Pour ce qui est du traitement des plaintes, tous les titulaires de contrats d'assurances de personnes ont accès aux mécanismes de recours que constituent les procédures internes de traitement des plaintes des sociétés à l'intention des consommateurs ainsi que le SCAPC (et le CRCSF). Cet aspect fait également l'objet d'efforts déployés conjointement par l'industrie et les surintendants, comme ceux menés avec la CSFO et l'AMF en vue de la mise en œuvre de leur système harmonisé de rapports sur les plaintes.
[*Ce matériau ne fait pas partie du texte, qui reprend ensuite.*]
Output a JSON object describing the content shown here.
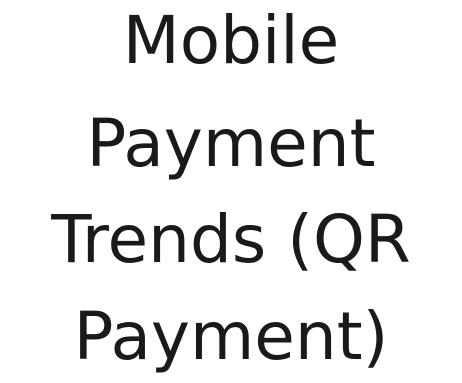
{
  "title": {
    "lines": [
      "Mobile",
      "Payment",
      "Trends (QR",
      "Payment)"
    ]
  },
  "colors": {
    "text": "#1a1a1a",
    "background": "#ffffff"
  }
}
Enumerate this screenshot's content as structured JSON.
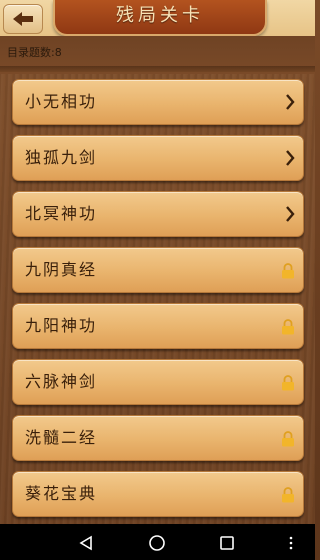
{
  "header": {
    "title": "残局关卡",
    "back_icon": "back-arrow-icon"
  },
  "subheader": {
    "count_label": "目录题数:8"
  },
  "levels": [
    {
      "label": "小无相功",
      "status": "unlocked",
      "icon": "chevron-right-icon"
    },
    {
      "label": "独孤九剑",
      "status": "unlocked",
      "icon": "chevron-right-icon"
    },
    {
      "label": "北冥神功",
      "status": "unlocked",
      "icon": "chevron-right-icon"
    },
    {
      "label": "九阴真经",
      "status": "locked",
      "icon": "lock-icon"
    },
    {
      "label": "九阳神功",
      "status": "locked",
      "icon": "lock-icon"
    },
    {
      "label": "六脉神剑",
      "status": "locked",
      "icon": "lock-icon"
    },
    {
      "label": "洗髓二经",
      "status": "locked",
      "icon": "lock-icon"
    },
    {
      "label": "葵花宝典",
      "status": "locked",
      "icon": "lock-icon"
    }
  ],
  "navbar": {
    "icons": [
      "nav-back-icon",
      "nav-home-icon",
      "nav-recent-icon",
      "nav-menu-icon"
    ]
  },
  "colors": {
    "accent": "#9b4016",
    "item": "#e9b46d",
    "text": "#3a200b"
  }
}
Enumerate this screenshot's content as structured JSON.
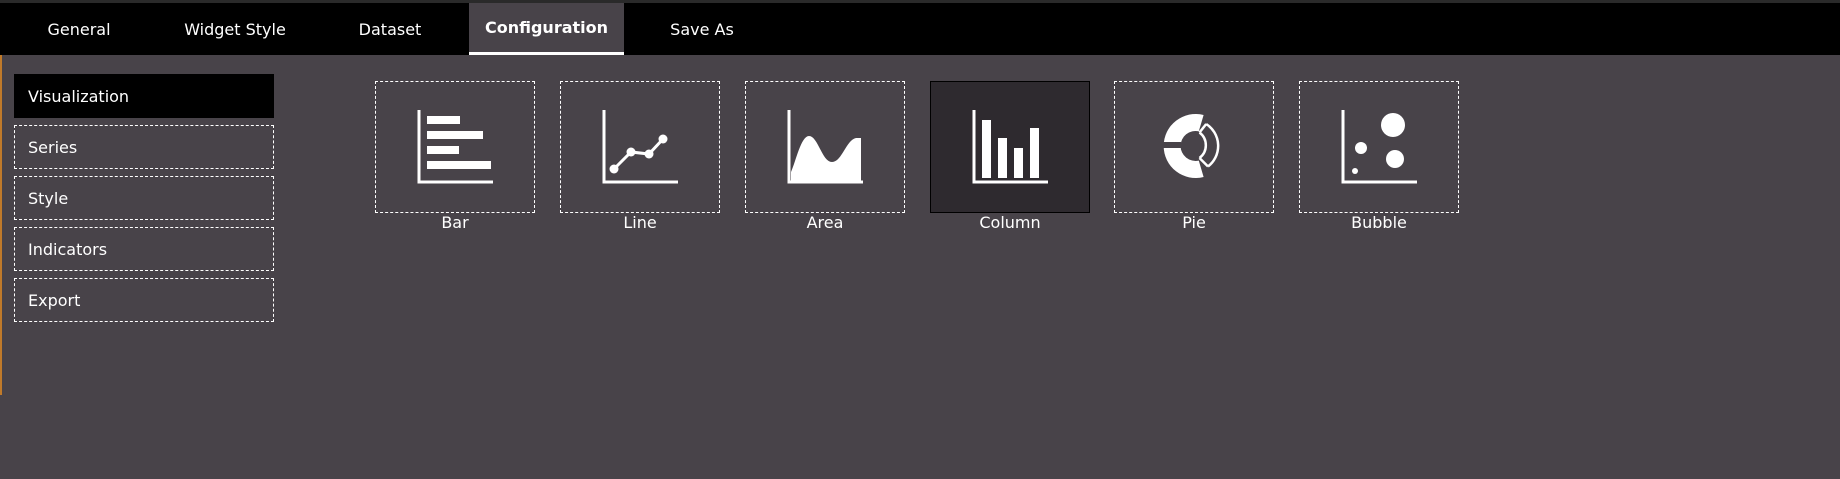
{
  "tabs": [
    {
      "label": "General"
    },
    {
      "label": "Widget Style"
    },
    {
      "label": "Dataset"
    },
    {
      "label": "Configuration",
      "active": true
    },
    {
      "label": "Save As"
    }
  ],
  "sidebar": {
    "items": [
      {
        "label": "Visualization",
        "active": true
      },
      {
        "label": "Series"
      },
      {
        "label": "Style"
      },
      {
        "label": "Indicators"
      },
      {
        "label": "Export"
      }
    ]
  },
  "visualizations": [
    {
      "label": "Bar",
      "icon": "bar-chart-icon"
    },
    {
      "label": "Line",
      "icon": "line-chart-icon"
    },
    {
      "label": "Area",
      "icon": "area-chart-icon"
    },
    {
      "label": "Column",
      "icon": "column-chart-icon",
      "selected": true
    },
    {
      "label": "Pie",
      "icon": "pie-chart-icon"
    },
    {
      "label": "Bubble",
      "icon": "bubble-chart-icon"
    }
  ],
  "colors": {
    "topbar": "#000000",
    "background": "#484349",
    "selected_card": "#2e2a2f",
    "accent_edge": "#c07a2a"
  }
}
À l'heure actuelle, plusieurs dispositions de la LSA traitent de la communication de renseignements sur les produits et du traitement des plaintes (se reporter, par exemple, aux articles 486, 486.1, 487 et 489.2 en ce qui concerne les sociétés canadiennes, et aux articles 604, 604.1, 605 et 607.1 en ce qui concerne les sociétés étrangères). Ce sont, aux termes de la Loi sur l'Agence de la consommation en matière financière du Canada, les «dispositions visant les consommateurs». Si l'on considère ces dispositions dans le contexte des protections notables existant déjà dans ce domaine, découlant soit des lois sur les assurances des provinces et territoires, soit des exigences des surintendants des assurances ou encore des initiatives de l'industrie, il apparaît clairement que les clients ont à leur disposition des renseignements appropriés sur les produits et, en cas de besoin, des mécanismes de recours facilement accessibles et conçus à leur intention. Il est tout aussi évident que toutes les questions pouvant surgir dans ce domaine sont amplement couvertes par les dispositions de la LSA et que celles-ci n'ont pas à être modifiées de quelque façon que ce soit.

2. Rationalisation

En vue d'atteindre à une plus grande efficacité, l'industrie appuie sans réserve les efforts visant à simplifier et à rationaliser le cadre législatif et réglementaire dans son ensemble. Elle est prête à travailler en collaboration avec le ministère des Finances et le BSIF à des initiatives en ce sens, comme celles, suggérées dans le document de consultation, portant sur les exigences d'approbation dans le cas des opérations dites «de routine».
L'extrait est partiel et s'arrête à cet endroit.